Our guide asked them how it had died. They said it was sick. We suspected otherwise. After all, there is a huge black market for tusks and the money from ivory can be terribly alluring to a host of unsavory elements: profiteers, terrorists, thieves. The tusks were already missing, but then maybe they were removed in a preemptive strike.
We were to see many more elephants on our trip, living ones, and they were marvels to watch, the biggest of God’s land-roving creatures. Bright, sociable, engaging. One afternoon we spent nearly an hour, binoculars stuck to our eyes, watching a mother with her nursing newborn stumbling awkwardly on unfamiliar legs. Another time, a young buck walked so close to our jeep we could have put a hand out to touch him. We didn’t. He seemed like a teen fooling with us, letting us know just who was boss. The lion as the king of beasts? The elephant seemed the real monarch. One thing I was certain of: “Loud as a herd of elephants” is a complete misnomer. They aren’t loud at all but move so gracefully you can barely hear them—until they pull down a branch to eat.

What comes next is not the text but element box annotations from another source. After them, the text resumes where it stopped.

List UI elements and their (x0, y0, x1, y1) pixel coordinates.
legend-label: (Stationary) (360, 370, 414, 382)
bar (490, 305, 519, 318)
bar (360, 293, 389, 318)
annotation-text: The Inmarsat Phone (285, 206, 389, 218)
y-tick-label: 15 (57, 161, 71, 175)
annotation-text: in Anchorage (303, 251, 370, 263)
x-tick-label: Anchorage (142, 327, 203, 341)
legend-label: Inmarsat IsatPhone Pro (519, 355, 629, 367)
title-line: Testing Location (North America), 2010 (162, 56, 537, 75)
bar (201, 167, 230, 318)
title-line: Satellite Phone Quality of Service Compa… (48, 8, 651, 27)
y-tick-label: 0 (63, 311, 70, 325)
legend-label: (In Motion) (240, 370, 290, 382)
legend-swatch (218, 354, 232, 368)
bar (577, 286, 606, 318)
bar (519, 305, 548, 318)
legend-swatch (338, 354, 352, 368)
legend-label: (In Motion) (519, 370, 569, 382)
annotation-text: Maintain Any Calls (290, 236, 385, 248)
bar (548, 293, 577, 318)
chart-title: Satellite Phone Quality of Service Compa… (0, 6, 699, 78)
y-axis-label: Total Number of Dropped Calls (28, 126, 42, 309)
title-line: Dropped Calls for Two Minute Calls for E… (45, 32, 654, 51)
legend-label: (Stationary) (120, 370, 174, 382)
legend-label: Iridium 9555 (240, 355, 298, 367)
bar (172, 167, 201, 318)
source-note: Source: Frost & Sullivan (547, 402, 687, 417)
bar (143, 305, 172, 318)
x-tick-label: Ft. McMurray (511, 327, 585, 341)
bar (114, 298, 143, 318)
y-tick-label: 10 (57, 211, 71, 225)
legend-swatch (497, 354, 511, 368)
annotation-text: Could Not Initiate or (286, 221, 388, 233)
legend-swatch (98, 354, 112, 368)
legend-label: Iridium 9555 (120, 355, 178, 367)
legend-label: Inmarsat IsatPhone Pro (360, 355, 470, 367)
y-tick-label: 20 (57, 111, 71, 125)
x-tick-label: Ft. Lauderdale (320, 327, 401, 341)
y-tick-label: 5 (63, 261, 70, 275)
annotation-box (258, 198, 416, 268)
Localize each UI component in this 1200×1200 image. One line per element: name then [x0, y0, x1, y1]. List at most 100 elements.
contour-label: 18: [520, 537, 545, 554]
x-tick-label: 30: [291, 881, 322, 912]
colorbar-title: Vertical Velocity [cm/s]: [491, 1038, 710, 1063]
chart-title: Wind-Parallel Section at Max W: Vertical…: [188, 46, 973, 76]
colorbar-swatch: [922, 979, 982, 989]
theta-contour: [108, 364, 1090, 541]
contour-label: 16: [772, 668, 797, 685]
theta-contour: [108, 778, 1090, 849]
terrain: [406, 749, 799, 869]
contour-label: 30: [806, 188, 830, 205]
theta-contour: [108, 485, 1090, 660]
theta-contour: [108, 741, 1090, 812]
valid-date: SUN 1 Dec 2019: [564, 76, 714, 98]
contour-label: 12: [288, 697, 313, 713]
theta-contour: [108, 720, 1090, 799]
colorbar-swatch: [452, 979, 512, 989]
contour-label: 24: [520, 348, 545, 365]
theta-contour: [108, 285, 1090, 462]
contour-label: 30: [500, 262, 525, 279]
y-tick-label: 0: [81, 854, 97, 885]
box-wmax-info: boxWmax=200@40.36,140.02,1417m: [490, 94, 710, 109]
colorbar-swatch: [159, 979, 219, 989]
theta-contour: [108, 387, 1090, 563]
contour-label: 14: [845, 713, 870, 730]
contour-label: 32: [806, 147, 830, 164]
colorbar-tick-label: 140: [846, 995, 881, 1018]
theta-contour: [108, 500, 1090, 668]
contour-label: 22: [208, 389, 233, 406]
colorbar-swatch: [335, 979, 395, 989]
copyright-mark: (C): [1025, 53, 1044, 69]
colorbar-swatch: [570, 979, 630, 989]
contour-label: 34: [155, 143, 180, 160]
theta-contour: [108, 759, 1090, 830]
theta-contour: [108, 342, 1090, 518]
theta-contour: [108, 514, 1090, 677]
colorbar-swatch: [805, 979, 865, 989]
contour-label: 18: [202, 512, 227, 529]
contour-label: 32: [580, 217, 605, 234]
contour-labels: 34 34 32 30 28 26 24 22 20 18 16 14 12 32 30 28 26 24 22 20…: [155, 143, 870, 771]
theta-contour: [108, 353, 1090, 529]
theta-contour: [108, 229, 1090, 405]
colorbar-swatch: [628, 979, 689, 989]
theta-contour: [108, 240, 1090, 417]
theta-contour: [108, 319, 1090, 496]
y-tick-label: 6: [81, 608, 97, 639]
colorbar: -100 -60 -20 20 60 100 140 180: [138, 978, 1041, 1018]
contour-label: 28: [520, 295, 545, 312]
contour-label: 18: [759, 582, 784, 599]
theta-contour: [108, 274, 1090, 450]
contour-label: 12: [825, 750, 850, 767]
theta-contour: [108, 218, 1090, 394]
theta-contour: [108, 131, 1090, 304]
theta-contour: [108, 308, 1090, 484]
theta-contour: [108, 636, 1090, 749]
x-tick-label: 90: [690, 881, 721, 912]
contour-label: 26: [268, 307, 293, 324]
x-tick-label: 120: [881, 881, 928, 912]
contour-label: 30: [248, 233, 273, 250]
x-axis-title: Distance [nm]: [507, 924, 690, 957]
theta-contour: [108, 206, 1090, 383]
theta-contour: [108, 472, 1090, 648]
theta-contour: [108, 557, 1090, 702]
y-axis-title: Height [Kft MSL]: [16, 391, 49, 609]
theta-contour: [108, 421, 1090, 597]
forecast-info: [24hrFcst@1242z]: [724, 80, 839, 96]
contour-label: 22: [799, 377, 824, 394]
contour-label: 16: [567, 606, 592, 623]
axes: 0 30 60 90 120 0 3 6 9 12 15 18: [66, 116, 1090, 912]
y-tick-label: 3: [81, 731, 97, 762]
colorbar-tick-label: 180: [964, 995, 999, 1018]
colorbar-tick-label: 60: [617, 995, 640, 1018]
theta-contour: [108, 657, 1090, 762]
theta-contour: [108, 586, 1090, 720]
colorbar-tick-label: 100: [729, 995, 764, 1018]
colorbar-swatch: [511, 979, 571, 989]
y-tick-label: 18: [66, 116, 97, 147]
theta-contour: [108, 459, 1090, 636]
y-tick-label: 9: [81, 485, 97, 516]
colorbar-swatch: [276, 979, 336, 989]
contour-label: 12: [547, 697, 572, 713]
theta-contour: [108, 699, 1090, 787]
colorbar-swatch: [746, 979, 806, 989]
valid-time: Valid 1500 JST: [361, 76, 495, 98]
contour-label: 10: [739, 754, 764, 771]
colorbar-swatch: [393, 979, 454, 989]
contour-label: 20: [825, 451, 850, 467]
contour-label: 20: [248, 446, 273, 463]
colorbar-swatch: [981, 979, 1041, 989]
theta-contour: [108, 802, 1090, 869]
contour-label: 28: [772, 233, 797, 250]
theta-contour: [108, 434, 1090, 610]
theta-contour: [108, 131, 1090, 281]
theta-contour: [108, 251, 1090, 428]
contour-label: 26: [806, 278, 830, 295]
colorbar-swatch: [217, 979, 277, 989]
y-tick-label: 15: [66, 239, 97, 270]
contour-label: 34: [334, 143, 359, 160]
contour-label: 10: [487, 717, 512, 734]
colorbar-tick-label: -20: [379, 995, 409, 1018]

When we pray for peace I’ve always thought those prayers were for countries and politicians and wars, but I found my vocabulary expanded here, because I could imagine a new prayer for peace that includes living well with the animals in this world God gave us. A prayer for the elephants and other endangered species and the greed that drives their killing. You should have seen the look of shame—guilt? —on the wildlife workers guarding that corpse. They hated for us tourists to see this painful side of their job. All the more reason to pray.
Our safari continued with no more dead elephants, but when we returned stateside, my wife found an article in The New York Times about the very elephant we’d seen. He even had a name. Philo. God forgive those who would do such a thing.